Chapter 1 - SAY GOODBYE TO THE BIG 3 R's
Perhaps the most serious threat to America's future is malignatech's insidious ability to destroy the essence of our culture: rationality. This relatively modern way of thinking concentrates on working from the natural world and doing what is logical. If everyone thinks the world is flat, sail to the edge of it and see if you fall off. Magellan accepted that challenge and had a long, exciting voyage to recount. If birds can fly, why not man? Build a device with wings shaped like theirs and soon man is the fastest winged creature on Earth.
That rational thinking was working fairly well for us until nuclear weapons came upon the scene sixty years ago. Suddenly, the rules of warfare were warped completely out of shape. Now a single bomb could destroy an entire city and hundreds of thousands of lives. America was in way over its head. Our government had far more destructive power at its command than all the other nations in the world combined. We were invincible ... for a short while. Then the Soviet Union made a few nukes and the Cold War began. Both countries built thousands of these bombs, enough to destroy every major city on the planet. Rationality took a serious blow to the head with this Mutually Assured Destruction concept. Appropriately dubbed M.A.D., mis doomsday concept created a radically new and depressing sense of helplessness among postwar generations. I still have vivid memories of grammar school air raid drills back in the 1950's. Bells rang and we all dutifully marched out into Central Grammar's long main corridor. We sat down against the wall close together, then at the teacher's command we all leaned in one direction, with one arm covering our head.

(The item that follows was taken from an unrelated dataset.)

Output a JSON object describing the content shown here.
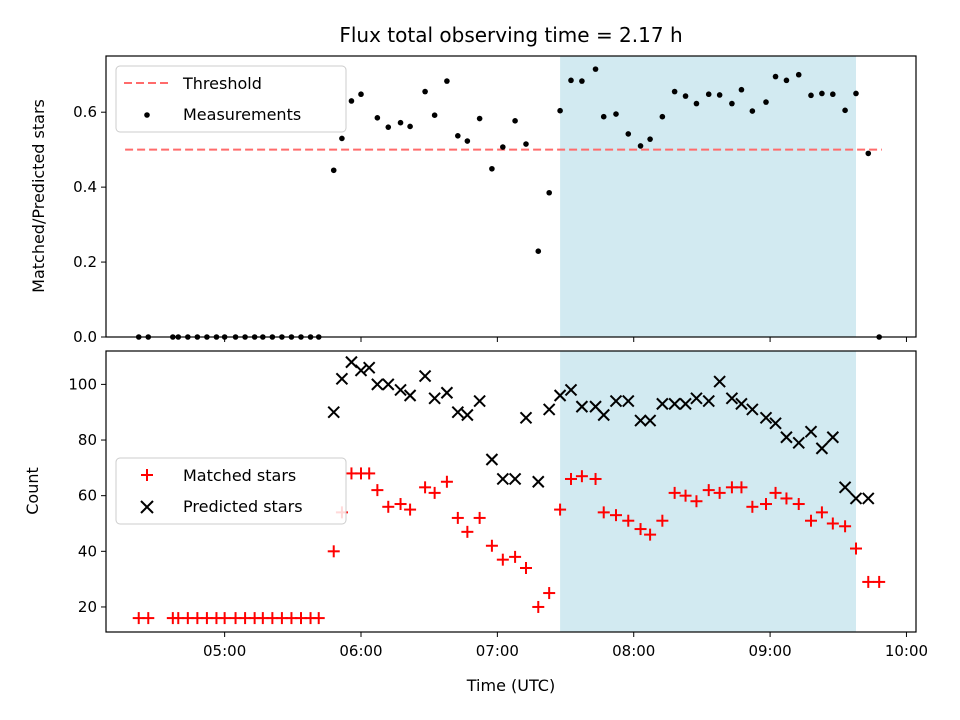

It was quite cozy and sure beat doing fractions, but I remember thinking at the time: how is leaning on each other going to protect us from getting fried if an atomic bomb goes off anywhere nearby?

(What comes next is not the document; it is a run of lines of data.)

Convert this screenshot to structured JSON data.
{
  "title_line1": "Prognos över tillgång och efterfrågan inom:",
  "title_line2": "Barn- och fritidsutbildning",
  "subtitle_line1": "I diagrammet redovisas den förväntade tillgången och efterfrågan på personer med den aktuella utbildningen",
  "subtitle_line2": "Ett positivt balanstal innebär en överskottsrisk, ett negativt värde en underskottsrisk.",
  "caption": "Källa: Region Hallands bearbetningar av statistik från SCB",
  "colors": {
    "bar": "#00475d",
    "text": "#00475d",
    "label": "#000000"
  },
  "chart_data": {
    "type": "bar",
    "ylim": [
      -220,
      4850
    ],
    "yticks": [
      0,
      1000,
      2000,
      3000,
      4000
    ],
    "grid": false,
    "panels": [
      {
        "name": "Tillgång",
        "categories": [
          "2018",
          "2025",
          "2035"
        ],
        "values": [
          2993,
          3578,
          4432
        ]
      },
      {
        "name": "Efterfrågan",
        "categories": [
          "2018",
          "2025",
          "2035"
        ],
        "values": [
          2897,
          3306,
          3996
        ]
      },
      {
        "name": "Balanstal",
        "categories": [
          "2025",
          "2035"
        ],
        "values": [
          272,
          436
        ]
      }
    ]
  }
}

Then the '60's arrived, along with the Pill, all sorts of weird drugs, wild rock music, and a gen¬eral feeling of anything goes. If we're all gonna fry in a huge fireball any day, why not have some fun now? With the future looking so grim, lots of young people were desperate to escape reality. Rationality took another major blow to the head when the drug culture emerged. Frying your brain with an acid trip to avoid thinking about having your body fried in a nuclear war is not very rational. That type of warped logic became seductive. As machines make more and more of the decisions we used to have to ponder, we are steadily losing the power to think rationally.
Our main mistake here is assuming that all technology is good and helpful. This leads us to malaxiom #l:
"Technology's powers will always be used for evil purposes to the fullest possible extent."
Smoke detectors save us from fires, obviously, so radar detectors must be doing some good protecting us from radar, right? How dare those state troopers try to arrest drivers who want to race around and endanger innocent lives, right? Wrong!! Radar detectors are a shining example of malignatech at its worst. Why do Americans tolerate an invention that encourages people to break the law?! Why do ads for these insane devices tout the "fact" that radar can somehow get misdirected so the police can mistakenly arrest you for speeding when it was really the car beside you? There is no logic to the invention or sales of radar detectors, yet every other car seems to have one. Would the public approve the sale of "teacher detectors" so pedophiles could attack kids on school playgrounds? Probably not. Which can do more damage, a pedophile or a car doing 80 miles an hour?